Iterating over data sets of different sizes (e.g. for semi-supervised learning)¶

There are some instances where we wish to draw samples from two data sets simultaneously, where the data sets have different sizes. One example is in semi-supervised learning where we have a small dataset of labeled samples lab_X with ground truths lab_y and a larger set of unlabeled samples unlab_X. Lets say we want a single epoch to consist of the entire unlabeled dataset while looping over the labeled dataset repeatly. The data_source.CompositeDataSource class can help us here.

Without using CompositeDataSource we would need the following:

rng = np.random.RandomState(12345)

# Construct the data sources; the labeled data source will
# repeat infinitely
ds_lab = data_source.ArrayDataSource([lab_X, lab_y], repeats=-1)
ds_unlab = data_source.ArrayDataSource([unlab_X])

# Construct an iterator to get samples from our labeled data source:
lab_iter = ds_lab.batch_iterator(batch_size=64, shuffle=rng)

# Iterate over the unlabeled data set in the for-loop
for (batch_unlab_X,) in ds_unlab.batch_iterator(
        batch_size=64, shuffle=rng):
    # Extract batches from the labeled iterator ourselves
    batch_lab_X, batch_lab_y = next(lab_iter)

    # (we could also use `zip`)

    # Process batches here...

We can use CompositeDataSource to simplify the above code. It will drawn samples from both ds_lab and ds_unlab and will shuffle the samples from these data source idependently:

# Construct the data sources; the labeled data source will
# repeat infinitely
ds_lab = data_source.ArrayDataSource([lab_X, lab_y], repeats=-1)
ds_unlab = data_source.ArrayDataSource([unlab_X])
# Combine with a `CompositeDataSource`
ds = data_source.CompositeDataSource([ds_lab, ds_unlab])

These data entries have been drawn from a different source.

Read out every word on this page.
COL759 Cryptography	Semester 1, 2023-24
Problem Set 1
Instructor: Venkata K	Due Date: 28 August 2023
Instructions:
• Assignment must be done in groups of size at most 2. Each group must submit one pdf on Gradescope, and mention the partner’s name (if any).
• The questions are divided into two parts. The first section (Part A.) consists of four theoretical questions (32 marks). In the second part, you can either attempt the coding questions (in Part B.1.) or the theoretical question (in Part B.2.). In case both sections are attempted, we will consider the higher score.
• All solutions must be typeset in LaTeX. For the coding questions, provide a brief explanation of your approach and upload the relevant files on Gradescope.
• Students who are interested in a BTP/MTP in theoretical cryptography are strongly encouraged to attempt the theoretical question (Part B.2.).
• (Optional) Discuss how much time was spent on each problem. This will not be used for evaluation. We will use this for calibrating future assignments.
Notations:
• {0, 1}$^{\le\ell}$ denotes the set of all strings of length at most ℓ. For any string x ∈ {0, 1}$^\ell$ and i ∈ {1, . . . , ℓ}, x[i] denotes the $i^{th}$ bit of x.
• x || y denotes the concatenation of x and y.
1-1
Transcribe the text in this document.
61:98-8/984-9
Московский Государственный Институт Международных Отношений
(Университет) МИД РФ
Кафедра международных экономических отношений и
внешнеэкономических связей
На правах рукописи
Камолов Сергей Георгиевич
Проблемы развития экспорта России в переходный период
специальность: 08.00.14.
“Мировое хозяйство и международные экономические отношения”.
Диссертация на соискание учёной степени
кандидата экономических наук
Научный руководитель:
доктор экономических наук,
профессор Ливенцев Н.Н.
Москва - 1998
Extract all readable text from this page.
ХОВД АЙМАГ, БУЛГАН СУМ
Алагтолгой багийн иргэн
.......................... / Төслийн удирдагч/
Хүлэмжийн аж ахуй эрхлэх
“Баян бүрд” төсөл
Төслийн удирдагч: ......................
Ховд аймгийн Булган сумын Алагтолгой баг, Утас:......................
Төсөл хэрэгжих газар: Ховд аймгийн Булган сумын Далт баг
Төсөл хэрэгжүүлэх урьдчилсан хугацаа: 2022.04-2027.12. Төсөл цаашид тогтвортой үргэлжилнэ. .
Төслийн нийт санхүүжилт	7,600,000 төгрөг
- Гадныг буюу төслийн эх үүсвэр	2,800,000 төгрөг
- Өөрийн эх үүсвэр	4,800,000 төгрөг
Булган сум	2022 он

# Iterate over both the labeled and unlabeled samples:
for (batch_lab_X, batch_lab_y, batch_unlab_X) in ds.batch_iterator(
        batch_size=64, shuffle=rng):
    # Process batches here...

You can also have CompositeDataSource generate structured mini-batches that reflect the structure of the component data sources. The batches will have a nested tuple structure:

# Disable flattening with `flatten=False`
ds_struct = data_source.CompositeDataSource(
    [ds_lab, ds_unlab], flatten=False)

# Iterate over both the labeled and unlabeled samples.
for ((batch_lab_X, batch_lab_y), (batch_unlab_X,)) in \
        ds_struct.batch_iterator(batch_size=64, shuffle=rng):
    # Process batches here...